If things were different, I would be calling you today. I would put Georgia on the phone to see what she would babble to you. If things were different, I would have mailed you a card that was signed "Love, Georgia." If things were different, I would have put a crayon in Georgia's chubby little hand, and while she would try hard to eat it, I would put my hand over hers and coax it to scribble a little something on that card just below the "Love, Georgia." If things were different, I might have sent you a new framed picture, wrapped in colorful paper, a picture of this smile.
How many times have I wondered if only things were different. How many times have I wondered how different this little girl's life would have been. And no, not only for the amount of toys that would fill her bedroom (although I know they'd be many). But for the love I would see in her eyes every time her "Oma" came to visit, or the lessons you would teach her about life and cooking and patience and understanding, or the excitement she would show every time we headed home for a holiday at your house.
I still look for you in her eyes, a lot.
I still surround her with butterflies. I don't know why, I just can't stop. They're in her room, on the clothes I buy her. I'll even only buy the paper towels at the grocery store with the butterfly print on them. I know, it's silly, but I can't picture you without your butterfly necklace, and I remember what you said to me about butterflies during my last trip home before you left.
I would give almost anything to watch you enjoy more of this life and to watch you hold my little girl and smile. To watch you laugh at her comical faces and zany moves. The way she dances to the music of her little toys or squirms to avoid having a diaper or clothes put on. Yeah mom, she's just like me in that regard. And I don't put shoes on her either. I wish you were here to tell me all the other ways she's like me, the things I did at 10 months old. Did I crawl like she does? Did I wave my hand at the wrist in the funny little way that she does? Did I scream just to hear myself do it and then laugh like she does? Did I give sweet hugs and open-mouthed kisses like she does? How I wish I could have one day to ask all these things.

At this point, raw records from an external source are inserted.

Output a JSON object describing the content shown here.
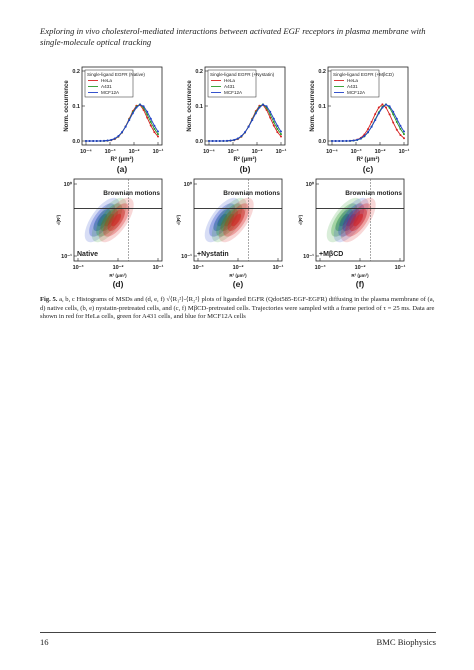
{
  "header": {
    "running_title": [
      "Exploring in vivo cholesterol-mediated interactions between activated EGF receptors in plasma membrane with",
      "single-molecule optical tracking"
    ]
  },
  "figure": {
    "panels": [
      {
        "label": "(a)",
        "y_label": "Norm. occurrence",
        "x_label": "R² (μm²)",
        "legend_title": "Single-ligand EGFR (Native)",
        "legend": [
          "HeLa",
          "A431",
          "MCF12A"
        ],
        "y_ticks": [
          "0.2",
          "0.1",
          "0.0"
        ],
        "x_ticks": [
          "10⁻⁴",
          "10⁻³",
          "10⁻²",
          "10⁻¹"
        ]
      },
      {
        "label": "(b)",
        "y_label": "Norm. occurrence",
        "x_label": "R² (μm²)",
        "legend_title": "Single-ligand EGFR (+Nystatin)",
        "legend": [
          "HeLa",
          "A431",
          "MCF12A"
        ],
        "y_ticks": [
          "0.2",
          "0.1",
          "0.0"
        ],
        "x_ticks": [
          "10⁻⁴",
          "10⁻³",
          "10⁻²",
          "10⁻¹"
        ]
      },
      {
        "label": "(c)",
        "y_label": "Norm. occurrence",
        "x_label": "R² (μm²)",
        "legend_title": "Single-ligand EGFR (+MβCD)",
        "legend": [
          "HeLa",
          "A431",
          "MCF12A"
        ],
        "y_ticks": [
          "0.2",
          "0.1",
          "0.0"
        ],
        "x_ticks": [
          "10⁻⁴",
          "10⁻³",
          "10⁻²",
          "10⁻¹"
        ]
      },
      {
        "label": "(d)",
        "y_label": "√(R²)",
        "x_label": "R² (μm²)",
        "annotations": [
          "Brownian motions",
          "Native"
        ],
        "y_ticks": [
          "10⁰",
          "10⁻¹"
        ],
        "x_ticks": [
          "10⁻³",
          "10⁻²",
          "10⁻¹"
        ]
      },
      {
        "label": "(e)",
        "y_label": "√(R²)",
        "x_label": "R² (μm²)",
        "annotations": [
          "Brownian motions",
          "+Nystatin"
        ],
        "y_ticks": [
          "10⁰",
          "10⁻¹"
        ],
        "x_ticks": [
          "10⁻³",
          "10⁻²",
          "10⁻¹"
        ]
      },
      {
        "label": "(f)",
        "y_label": "√(R²)",
        "x_label": "R² (μm²)",
        "annotations": [
          "Brownian motions",
          "+MβCD"
        ],
        "y_ticks": [
          "10⁰",
          "10⁻¹"
        ],
        "x_ticks": [
          "10⁻³",
          "10⁻²",
          "10⁻¹"
        ]
      }
    ],
    "caption": {
      "lead": "Fig. 5.",
      "text": "a, b, c Histograms of MSDs and (d, e, f) √⟨R₁²⟩-⟨R₂²⟩ plots of liganded EGFR (Qdot585-EGF-EGFR) diffusing in the plasma membrane of (a, d) native cells, (b, e) nystatin-pretreated cells, and (c, f) MβCD-pretreated cells. Trajectories were sampled with a frame period of τ = 25 ms. Data are shown in red for HeLa cells, green for A431 cells, and blue for MCF12A cells"
    }
  },
  "footer": {
    "page": "16",
    "journal": "BMC Biophysics"
  }
}
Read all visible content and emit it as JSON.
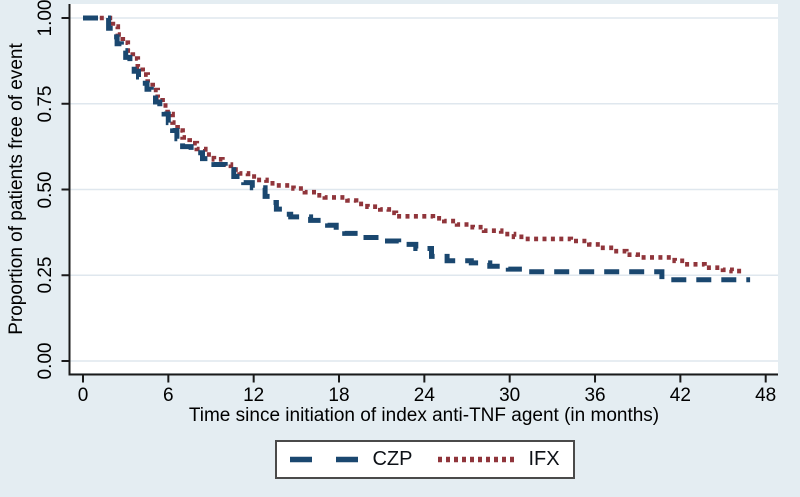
{
  "colors": {
    "background": "#e4edf2",
    "plot_background": "#ffffff",
    "gridline": "#dfe7ee",
    "axis": "#1a1a1a",
    "text": "#000000",
    "legend_border": "#4a4a4a",
    "czp": "#1a476f",
    "ifx": "#90353b"
  },
  "chart_data": {
    "type": "line",
    "subtype": "kaplan-meier-step",
    "title": "",
    "xlabel": "Time since initiation of index anti-TNF agent (in months)",
    "ylabel": "Proportion of patients free of event",
    "xlim": [
      0,
      48
    ],
    "ylim": [
      0,
      1
    ],
    "xticks": [
      0,
      6,
      12,
      18,
      24,
      30,
      36,
      42,
      48
    ],
    "ytick_labels": [
      "0.00",
      "0.25",
      "0.50",
      "0.75",
      "1.00"
    ],
    "ytick_values": [
      0,
      0.25,
      0.5,
      0.75,
      1
    ],
    "grid": "horizontal",
    "legend_position": "bottom",
    "series": [
      {
        "name": "CZP",
        "color": "#1a476f",
        "style": "dashed",
        "points": [
          [
            0,
            1.0
          ],
          [
            1.8,
            0.97
          ],
          [
            2.1,
            0.945
          ],
          [
            2.4,
            0.925
          ],
          [
            2.7,
            0.905
          ],
          [
            3.0,
            0.885
          ],
          [
            3.3,
            0.862
          ],
          [
            3.6,
            0.845
          ],
          [
            3.9,
            0.828
          ],
          [
            4.2,
            0.81
          ],
          [
            4.5,
            0.792
          ],
          [
            4.8,
            0.775
          ],
          [
            5.1,
            0.755
          ],
          [
            5.4,
            0.738
          ],
          [
            5.7,
            0.72
          ],
          [
            6.0,
            0.695
          ],
          [
            6.3,
            0.672
          ],
          [
            6.6,
            0.648
          ],
          [
            7.0,
            0.625
          ],
          [
            7.6,
            0.607
          ],
          [
            8.4,
            0.59
          ],
          [
            9.2,
            0.573
          ],
          [
            10.0,
            0.558
          ],
          [
            10.6,
            0.538
          ],
          [
            11.3,
            0.52
          ],
          [
            11.9,
            0.505
          ],
          [
            12.8,
            0.48
          ],
          [
            13.2,
            0.462
          ],
          [
            13.6,
            0.443
          ],
          [
            14.0,
            0.428
          ],
          [
            14.6,
            0.42
          ],
          [
            16.0,
            0.41
          ],
          [
            17.2,
            0.396
          ],
          [
            17.8,
            0.382
          ],
          [
            18.4,
            0.372
          ],
          [
            19.6,
            0.36
          ],
          [
            20.8,
            0.35
          ],
          [
            22.2,
            0.34
          ],
          [
            23.4,
            0.328
          ],
          [
            24.5,
            0.305
          ],
          [
            25.6,
            0.292
          ],
          [
            27.3,
            0.286
          ],
          [
            28.6,
            0.276
          ],
          [
            29.9,
            0.268
          ],
          [
            31.2,
            0.26
          ],
          [
            40.7,
            0.237
          ],
          [
            46.9,
            0.237
          ]
        ]
      },
      {
        "name": "IFX",
        "color": "#90353b",
        "style": "dotted",
        "points": [
          [
            0,
            1.0
          ],
          [
            2.1,
            0.975
          ],
          [
            2.45,
            0.952
          ],
          [
            2.8,
            0.928
          ],
          [
            3.15,
            0.905
          ],
          [
            3.5,
            0.882
          ],
          [
            3.85,
            0.858
          ],
          [
            4.2,
            0.835
          ],
          [
            4.55,
            0.812
          ],
          [
            4.9,
            0.79
          ],
          [
            5.25,
            0.768
          ],
          [
            5.6,
            0.745
          ],
          [
            5.95,
            0.72
          ],
          [
            6.3,
            0.695
          ],
          [
            6.65,
            0.672
          ],
          [
            7.0,
            0.652
          ],
          [
            7.5,
            0.635
          ],
          [
            8.0,
            0.618
          ],
          [
            8.6,
            0.602
          ],
          [
            9.2,
            0.588
          ],
          [
            9.8,
            0.573
          ],
          [
            10.4,
            0.558
          ],
          [
            11.0,
            0.547
          ],
          [
            11.6,
            0.538
          ],
          [
            12.2,
            0.528
          ],
          [
            12.9,
            0.518
          ],
          [
            13.6,
            0.512
          ],
          [
            14.8,
            0.503
          ],
          [
            15.6,
            0.492
          ],
          [
            16.4,
            0.483
          ],
          [
            17.0,
            0.477
          ],
          [
            18.6,
            0.468
          ],
          [
            19.2,
            0.458
          ],
          [
            20.0,
            0.45
          ],
          [
            20.9,
            0.442
          ],
          [
            21.5,
            0.432
          ],
          [
            22.0,
            0.422
          ],
          [
            24.6,
            0.416
          ],
          [
            25.4,
            0.408
          ],
          [
            26.3,
            0.398
          ],
          [
            27.4,
            0.39
          ],
          [
            28.2,
            0.38
          ],
          [
            29.4,
            0.37
          ],
          [
            30.3,
            0.362
          ],
          [
            31.1,
            0.356
          ],
          [
            34.3,
            0.35
          ],
          [
            35.6,
            0.34
          ],
          [
            36.4,
            0.33
          ],
          [
            37.3,
            0.32
          ],
          [
            38.2,
            0.31
          ],
          [
            39.0,
            0.302
          ],
          [
            41.6,
            0.292
          ],
          [
            42.3,
            0.282
          ],
          [
            43.7,
            0.272
          ],
          [
            45.0,
            0.266
          ],
          [
            45.6,
            0.262
          ],
          [
            46.5,
            0.262
          ]
        ]
      }
    ]
  },
  "legend": {
    "items": [
      {
        "label": "CZP"
      },
      {
        "label": "IFX"
      }
    ]
  }
}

But I do know one thing. All those things I wish you were still here to teach Georgia and to pass on to her, I know at one point you taught me those things. Each one is in me, and I will make sure each one becomes part of her. You will never truly be gone because part of you lives on in the four souls you put on this earth, and I will make sure there is a fifth soul that will carry on bits of you - even if she never met you.
I wonder if there are birthdays in heaven? If there are, happy birthday mom. It would have been a great 53rd year. I love you, and that love shines in your granddaughter's eyes every day. I'll always remember that you taught me and gave me that love that I now give to her.